Dans une lettre adressée ce mois-ci au Congrès philippin, le Haut Commissaire des Nations Unies aux droits de l’homme, Zeid Ra’ad Al Hussein, a indiqué que le rétablissement de la peine de mort constituerait une violation des obligations internationales du pays. « Etablir un quota d’exécutions, mais où va-t-on ? Une seule mort, c’est toujours une mort de trop car il s’agit avant tout de vies humaines », a pour sa part dénoncé Romeo Cabarde, vice-président d’Amnesty International aux Philippines. « La peine capitale est une fausse solution miracle, a aussi affirmé le P. Jerome Secillano. Le gouvernement rechigne à réformer en profondeur le système pénal. »

Des évêques à contre-courant de l’opinion majoritaire

« C’est une solution de facilité pour les paresseux », a déclaré l’actuel président de la Conférence des évêques philippins, Mgr Socrates Villegas, appelant plutôt à aider ceux qui ont commis des erreurs à se réformer. L’archevêque de Lingayen-Dagupan a ajouté que la méthode présidentielle était contre-productive en l’absence d’un système judiciaire performant. « Faites le ménage dans les rangs de la police ! Rétablissez l’ordre dans tous les tribunaux ! », a-t-il demandé avec force, évoquant ainsi la corruption et l’inefficacité de l’appareil policier et judiciaire philippin.

« Nous ne nous opposons pas simplement pour nous opposer. Nous protestons avec une alternative : réformer la justice », a poursuivi le président de la Conférence épiscopale, sachant pertinemment que le président Duterte demeure très populaire dans le pays en dépit des critiques suscitées sur la scène internationale par les méthodes expéditives utilisées dans sa guerre contre la drogue.

Selon le P. Robert Reyes, les parlementaires à être opposés à la restauration de la peine de mort sont nombreux. « Mais le problème vient précisément de notre manière de faire de la politique ! », explique-t-il, avant de dénoncer les « petits arrangements » et les « compromis » de ceux qui insinuent déjà qu’il sera difficile pour eux de s’opposer à la volonté présidentielle « car ils doivent survivre au plan politique ».

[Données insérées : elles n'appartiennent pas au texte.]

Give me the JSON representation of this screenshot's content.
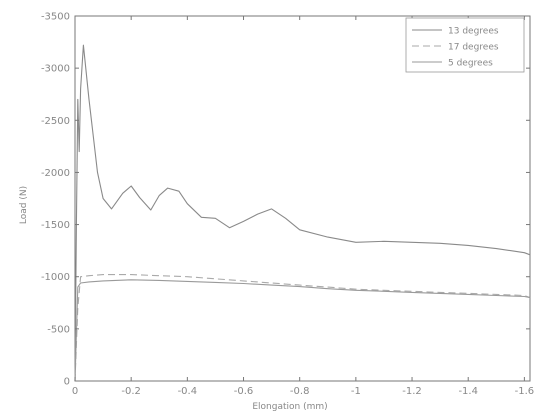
{
  "chart_data": {
    "type": "line",
    "title": "",
    "xlabel": "Elongation (mm)",
    "ylabel": "Load (N)",
    "xlim": [
      0,
      1.62
    ],
    "ylim": [
      0,
      -3500
    ],
    "x_ticks": [
      0,
      -0.2,
      -0.4,
      -0.6,
      -0.8,
      -1,
      -1.2,
      -1.4,
      -1.6
    ],
    "x_tick_labels": [
      "0",
      "-0.2",
      "-0.4",
      "-0.6",
      "-0.8",
      "-1",
      "-1.2",
      "-1.4",
      "-1.6"
    ],
    "y_ticks": [
      0,
      -500,
      -1000,
      -1500,
      -2000,
      -2500,
      -3000,
      -3500
    ],
    "y_tick_labels": [
      "0",
      "-500",
      "-1000",
      "-1500",
      "-2000",
      "-2500",
      "-3000",
      "-3500"
    ],
    "grid": false,
    "legend_position": "top-right",
    "series": [
      {
        "name": "13 degrees",
        "color": "#8a8a8a",
        "dash": "solid",
        "x": [
          0,
          0.005,
          0.01,
          0.015,
          0.02,
          0.03,
          0.05,
          0.08,
          0.1,
          0.13,
          0.17,
          0.2,
          0.23,
          0.27,
          0.3,
          0.33,
          0.37,
          0.4,
          0.45,
          0.5,
          0.55,
          0.6,
          0.65,
          0.7,
          0.75,
          0.8,
          0.9,
          1.0,
          1.1,
          1.2,
          1.3,
          1.4,
          1.5,
          1.55,
          1.6,
          1.62
        ],
        "values": [
          0,
          -1500,
          -2700,
          -2200,
          -2800,
          -3220,
          -2700,
          -2000,
          -1750,
          -1650,
          -1800,
          -1870,
          -1760,
          -1640,
          -1780,
          -1850,
          -1820,
          -1700,
          -1570,
          -1560,
          -1470,
          -1530,
          -1600,
          -1650,
          -1560,
          -1450,
          -1380,
          -1330,
          -1340,
          -1330,
          -1320,
          -1300,
          -1270,
          -1250,
          -1230,
          -1210
        ]
      },
      {
        "name": "17 degrees",
        "color": "#aaaaaa",
        "dash": "dashed",
        "x": [
          0,
          0.01,
          0.02,
          0.05,
          0.1,
          0.2,
          0.3,
          0.4,
          0.5,
          0.6,
          0.7,
          0.8,
          0.9,
          1.0,
          1.1,
          1.2,
          1.3,
          1.4,
          1.5,
          1.6,
          1.62
        ],
        "values": [
          0,
          -700,
          -1000,
          -1010,
          -1020,
          -1020,
          -1010,
          -1000,
          -980,
          -960,
          -940,
          -920,
          -900,
          -880,
          -870,
          -860,
          -850,
          -840,
          -830,
          -820,
          -800
        ]
      },
      {
        "name": "5 degrees",
        "color": "#9a9a9a",
        "dash": "solid",
        "x": [
          0,
          0.01,
          0.02,
          0.05,
          0.1,
          0.2,
          0.3,
          0.4,
          0.5,
          0.6,
          0.7,
          0.8,
          0.9,
          1.0,
          1.1,
          1.2,
          1.3,
          1.4,
          1.5,
          1.6,
          1.62
        ],
        "values": [
          0,
          -900,
          -940,
          -950,
          -960,
          -970,
          -965,
          -955,
          -945,
          -935,
          -920,
          -905,
          -885,
          -870,
          -860,
          -850,
          -840,
          -830,
          -820,
          -810,
          -800
        ]
      }
    ]
  }
}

La restauration de la peine de mort a été la première proposition de loi examinée à la Chambre des représentants après les élections générales de mai dernier. Au Sénat, la restauration de la peine de mort est défendue par Manny Pacquiao, multi-champion du monde de boxe, ancien député et catholique devenu chrétien évangélique (born-again). « Pour moi, la peine de mort est un châtiment juste pour un crime commis par une certaine personne. Vous commettez un crime, vous devez donc en payer le prix. Mais la punition doit être proportionnelle au crime commis », a déclaré le boxeur, une star aux Philippines. Pour le sénateur, la peine de mort est justifiée aussi bien par le droit que dans la Bible.